The formation and early evolution of embedded star clusters in spiral galaxies

TL;DR

This paper introduces Ekster, a novel simulation method combining SPH and N-body techniques to study star cluster formation within live galaxy models, enabling detailed analysis of early cluster evolution in different spiral arm environments.

Contribution

The paper presents Ekster, a new simulation approach that allows for high-resolution modeling of star and cluster formation in galaxy-scale environments.

Findings

Massive GMC regions produce more massive star clusters.

Cluster formation occurs via gas accretion and proto-cluster merging.

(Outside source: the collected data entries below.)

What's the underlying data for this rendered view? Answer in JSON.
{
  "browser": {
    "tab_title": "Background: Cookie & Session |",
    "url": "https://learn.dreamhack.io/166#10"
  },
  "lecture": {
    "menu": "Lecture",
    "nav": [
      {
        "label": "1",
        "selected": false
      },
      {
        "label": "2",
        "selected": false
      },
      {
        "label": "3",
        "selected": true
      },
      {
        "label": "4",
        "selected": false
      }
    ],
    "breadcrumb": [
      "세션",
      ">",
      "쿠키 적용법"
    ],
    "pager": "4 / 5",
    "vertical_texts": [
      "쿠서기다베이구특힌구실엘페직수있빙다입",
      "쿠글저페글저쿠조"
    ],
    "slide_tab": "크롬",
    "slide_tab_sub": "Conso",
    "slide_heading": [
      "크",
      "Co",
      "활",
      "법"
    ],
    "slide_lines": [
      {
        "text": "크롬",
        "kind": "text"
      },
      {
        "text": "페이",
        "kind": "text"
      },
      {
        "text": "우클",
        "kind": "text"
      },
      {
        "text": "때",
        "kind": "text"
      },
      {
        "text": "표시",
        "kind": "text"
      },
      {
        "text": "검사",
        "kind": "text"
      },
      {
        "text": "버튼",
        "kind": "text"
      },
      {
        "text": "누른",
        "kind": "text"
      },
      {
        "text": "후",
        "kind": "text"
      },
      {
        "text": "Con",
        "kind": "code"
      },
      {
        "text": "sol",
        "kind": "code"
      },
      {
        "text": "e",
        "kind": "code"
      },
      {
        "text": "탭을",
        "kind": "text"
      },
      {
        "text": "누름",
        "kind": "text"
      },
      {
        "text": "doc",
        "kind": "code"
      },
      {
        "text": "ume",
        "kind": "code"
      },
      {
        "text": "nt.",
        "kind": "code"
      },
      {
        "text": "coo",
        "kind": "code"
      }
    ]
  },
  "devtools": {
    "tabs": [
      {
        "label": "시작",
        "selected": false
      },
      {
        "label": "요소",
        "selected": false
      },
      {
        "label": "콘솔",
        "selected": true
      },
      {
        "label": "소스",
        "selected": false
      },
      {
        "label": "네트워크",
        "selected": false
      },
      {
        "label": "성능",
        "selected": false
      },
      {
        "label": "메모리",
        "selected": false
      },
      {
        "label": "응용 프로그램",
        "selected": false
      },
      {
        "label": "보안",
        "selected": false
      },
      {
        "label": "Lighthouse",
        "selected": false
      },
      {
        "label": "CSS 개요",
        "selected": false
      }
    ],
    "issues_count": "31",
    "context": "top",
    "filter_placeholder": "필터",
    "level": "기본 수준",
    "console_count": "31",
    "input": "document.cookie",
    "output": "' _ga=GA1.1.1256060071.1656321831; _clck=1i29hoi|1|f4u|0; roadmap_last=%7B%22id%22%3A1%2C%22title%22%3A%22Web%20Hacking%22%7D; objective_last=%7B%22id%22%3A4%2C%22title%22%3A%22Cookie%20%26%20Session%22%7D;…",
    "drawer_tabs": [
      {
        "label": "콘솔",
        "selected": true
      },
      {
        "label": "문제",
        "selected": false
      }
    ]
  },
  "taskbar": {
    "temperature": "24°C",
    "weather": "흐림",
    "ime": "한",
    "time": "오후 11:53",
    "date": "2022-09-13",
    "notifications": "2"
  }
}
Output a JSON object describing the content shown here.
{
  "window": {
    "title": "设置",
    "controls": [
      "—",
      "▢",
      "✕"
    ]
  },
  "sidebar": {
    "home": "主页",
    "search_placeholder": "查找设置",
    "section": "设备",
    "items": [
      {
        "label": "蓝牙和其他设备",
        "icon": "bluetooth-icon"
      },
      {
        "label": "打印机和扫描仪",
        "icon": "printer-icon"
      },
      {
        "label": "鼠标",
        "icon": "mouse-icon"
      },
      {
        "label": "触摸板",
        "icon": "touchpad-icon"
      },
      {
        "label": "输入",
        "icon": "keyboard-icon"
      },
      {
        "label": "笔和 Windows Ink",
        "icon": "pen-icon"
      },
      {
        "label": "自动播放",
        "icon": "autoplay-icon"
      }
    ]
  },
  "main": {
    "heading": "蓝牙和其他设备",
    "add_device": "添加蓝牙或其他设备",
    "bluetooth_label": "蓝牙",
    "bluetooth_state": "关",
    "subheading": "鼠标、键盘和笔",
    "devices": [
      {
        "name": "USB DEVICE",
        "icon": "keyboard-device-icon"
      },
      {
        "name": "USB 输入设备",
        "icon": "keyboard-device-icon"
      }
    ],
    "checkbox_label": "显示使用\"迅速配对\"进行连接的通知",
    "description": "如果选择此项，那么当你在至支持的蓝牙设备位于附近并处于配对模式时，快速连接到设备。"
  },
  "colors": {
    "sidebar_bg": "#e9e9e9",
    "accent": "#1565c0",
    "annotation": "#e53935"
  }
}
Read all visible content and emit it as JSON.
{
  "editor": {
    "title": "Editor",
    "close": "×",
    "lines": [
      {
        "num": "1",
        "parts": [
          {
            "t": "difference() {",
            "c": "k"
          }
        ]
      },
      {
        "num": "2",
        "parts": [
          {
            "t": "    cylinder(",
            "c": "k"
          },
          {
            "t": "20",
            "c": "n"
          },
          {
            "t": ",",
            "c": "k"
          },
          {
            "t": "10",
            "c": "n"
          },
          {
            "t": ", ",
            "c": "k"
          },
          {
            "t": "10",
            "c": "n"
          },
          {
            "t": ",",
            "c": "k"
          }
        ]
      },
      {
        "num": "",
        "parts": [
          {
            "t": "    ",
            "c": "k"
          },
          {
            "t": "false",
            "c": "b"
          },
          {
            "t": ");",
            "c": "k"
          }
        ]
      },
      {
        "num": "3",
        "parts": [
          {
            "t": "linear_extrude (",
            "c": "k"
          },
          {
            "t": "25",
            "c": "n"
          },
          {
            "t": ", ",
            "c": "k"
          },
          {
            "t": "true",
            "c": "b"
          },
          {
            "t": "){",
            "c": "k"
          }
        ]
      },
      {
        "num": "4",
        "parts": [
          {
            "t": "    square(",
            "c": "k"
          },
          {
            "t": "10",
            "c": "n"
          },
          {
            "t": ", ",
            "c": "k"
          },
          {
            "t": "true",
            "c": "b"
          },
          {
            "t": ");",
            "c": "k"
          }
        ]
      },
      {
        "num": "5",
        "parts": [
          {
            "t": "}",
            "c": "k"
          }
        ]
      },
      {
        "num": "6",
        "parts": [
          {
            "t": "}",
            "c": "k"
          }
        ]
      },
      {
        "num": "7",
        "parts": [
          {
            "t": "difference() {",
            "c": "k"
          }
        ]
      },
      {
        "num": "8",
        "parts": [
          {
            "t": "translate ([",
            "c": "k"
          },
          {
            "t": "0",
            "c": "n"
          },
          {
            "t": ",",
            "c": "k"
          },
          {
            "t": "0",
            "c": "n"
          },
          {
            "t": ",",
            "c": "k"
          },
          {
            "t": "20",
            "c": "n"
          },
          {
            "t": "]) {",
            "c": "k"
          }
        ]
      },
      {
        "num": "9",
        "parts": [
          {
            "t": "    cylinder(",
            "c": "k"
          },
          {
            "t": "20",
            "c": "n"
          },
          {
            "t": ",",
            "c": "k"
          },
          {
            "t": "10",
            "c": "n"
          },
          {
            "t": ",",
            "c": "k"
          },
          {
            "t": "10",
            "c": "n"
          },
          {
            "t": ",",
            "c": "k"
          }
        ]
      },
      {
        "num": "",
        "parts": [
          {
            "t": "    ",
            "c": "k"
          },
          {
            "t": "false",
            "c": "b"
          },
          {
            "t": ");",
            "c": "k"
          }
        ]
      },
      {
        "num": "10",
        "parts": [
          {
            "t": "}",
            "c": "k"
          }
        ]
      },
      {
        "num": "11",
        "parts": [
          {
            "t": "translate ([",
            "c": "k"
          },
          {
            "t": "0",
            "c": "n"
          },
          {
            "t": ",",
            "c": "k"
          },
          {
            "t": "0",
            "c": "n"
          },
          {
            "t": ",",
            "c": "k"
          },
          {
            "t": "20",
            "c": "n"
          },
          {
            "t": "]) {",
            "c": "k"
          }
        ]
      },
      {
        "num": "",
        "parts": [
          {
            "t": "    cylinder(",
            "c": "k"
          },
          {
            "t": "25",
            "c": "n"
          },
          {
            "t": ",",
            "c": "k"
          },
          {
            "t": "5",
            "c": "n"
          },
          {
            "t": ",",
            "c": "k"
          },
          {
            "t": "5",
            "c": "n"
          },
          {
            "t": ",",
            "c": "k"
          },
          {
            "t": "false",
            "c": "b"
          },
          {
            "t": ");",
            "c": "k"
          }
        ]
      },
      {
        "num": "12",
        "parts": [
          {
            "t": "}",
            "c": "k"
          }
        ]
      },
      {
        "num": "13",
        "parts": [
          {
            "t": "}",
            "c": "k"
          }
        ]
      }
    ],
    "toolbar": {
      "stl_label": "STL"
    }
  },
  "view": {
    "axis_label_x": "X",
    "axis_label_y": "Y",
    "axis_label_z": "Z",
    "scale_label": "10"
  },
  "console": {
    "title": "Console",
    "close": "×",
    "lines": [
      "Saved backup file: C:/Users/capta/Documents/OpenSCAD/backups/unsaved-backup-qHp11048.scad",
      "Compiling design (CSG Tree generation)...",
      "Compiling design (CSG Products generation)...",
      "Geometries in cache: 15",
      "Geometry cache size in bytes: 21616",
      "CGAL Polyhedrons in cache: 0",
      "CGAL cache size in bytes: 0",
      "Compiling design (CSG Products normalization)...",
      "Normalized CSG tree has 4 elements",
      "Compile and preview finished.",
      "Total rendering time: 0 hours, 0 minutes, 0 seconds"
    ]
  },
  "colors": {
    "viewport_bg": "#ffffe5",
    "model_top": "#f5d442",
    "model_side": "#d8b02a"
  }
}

Stronger spiral arms lead to more frequent and massive cluster formation.

Abstract

We present Ekster, a new method for simulating star clusters from birth in a live galaxy simulation that combines the smoothed-particle hydrodynamics (SPH) method Phantom with the $N$-body method PeTar. With Ekster, it becomes possible to simulate individual stars in a simulation with only moderately high resolution for the gas, allowing us to study whole sections of a galaxy rather than be restricted to individual clouds. We use this method to simulate star and star cluster formation in spiral arms, investigating massive GMCs and spiral arm regions with lower mass clouds, from two galaxy models with different spiral potentials. After selecting these regions from pre-run galaxy simulations, we re-sample the particles to obtain a higher resolution. We then re-simulate these regions for 3 Myr to study where and how star clusters form. We analyse the early evolution of the embedded star clusters in these regions. We find that the massive GMC regions, which are more common with stronger spiral arms, form more massive clusters than the sections of spiral arms containing lower mass clouds. Clusters form both by accreting gas and by merging with other proto-clusters, the latter happening more frequently in the denser GMC regions.